Ta mère a donné le festin de la recolte : l'on a mangé les gateaux composés de froment nouveau et du nouveau miel de tes ruches.

 

Tu n'y étois pas et ton épouse n'a pas assisté au festin.

 

Mes servantes ont abattu les tardives noix ; les feuilles mêmes tombent de l'arbre ; et tu ne parois pas, o Tiescimir.

 

Ton enfant remue dans mon sein ; il m'avertit qu'il va bientôt sortir de sa prison.
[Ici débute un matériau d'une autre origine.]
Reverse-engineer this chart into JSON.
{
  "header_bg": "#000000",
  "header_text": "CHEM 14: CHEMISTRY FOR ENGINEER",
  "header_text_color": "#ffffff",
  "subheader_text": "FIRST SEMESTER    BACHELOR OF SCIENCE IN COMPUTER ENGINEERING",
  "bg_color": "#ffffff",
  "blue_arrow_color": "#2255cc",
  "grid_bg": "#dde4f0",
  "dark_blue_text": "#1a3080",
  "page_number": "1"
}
O Tiescimir, ton épouse ne te présentera point ton enfant ?

 

La malheureuse Vukossava finira ses tristes jours consumée par ton absence ? Oui, elle n'attend pour mourir que d'avoir mis au monde ce fils qui te fera souvenir de la mère.

 

A ces mots Vukossava laisse tomber sa tête sur son sein et ne parle plus. Les servantes n'osent la consoler : elles pleurent autour de leur maîtresse inconsolable.

 

Un nuage de poussière s'élève au loin du côté du Kotar : la marche des cheveaux, les cris des guerriers se font entendre.

 

Lève ta tête, o Vukossava : crois-en les femmes, les enfans, le peuple dans un joyeux tumulte : regarde et crois-en tes propres yeux.

 

Change tes larmes de douleur dans les pleurs délicieux d'un bonheur inattendu. Tu es dans les bras du victorieux, du tendre Tiescimir.

 

A peine l'a-t-elle vu et senti, la joye lui ôte la vue et le sentiment : elle revient, et se voit au cou le précieux collier de perles de la femme de Branko.

 

Elle ne reprend la voix que pour pousser des cris tendres inarticulés contre la poitrine de son époux, qui la serre et l'embrasse.

 

Trois jours après la belle Vukossava donna un fils à Tiescimir : elle le présenta elle même à son époux, et le lui entendit nommer Prélimir.

 

Le fier Branko étoit mort : tous les rebelles étoient dispersés, et leurs maisons brûlées. Prélimir dut sa naissance au triomphe et à la victoire. 

 

***

 

(1) Les personnages dont il est question dans cet extrait son probablement imaginaires. Néanmoins les faits narrés constituent l'écho d'événements remontant au Xe siècle.

 

Source : Les Morlaques / Justine Wyne, comtesse des Ursins et Rosenberg. - S.I. [Venise], 1788. - [Pp. 254-257].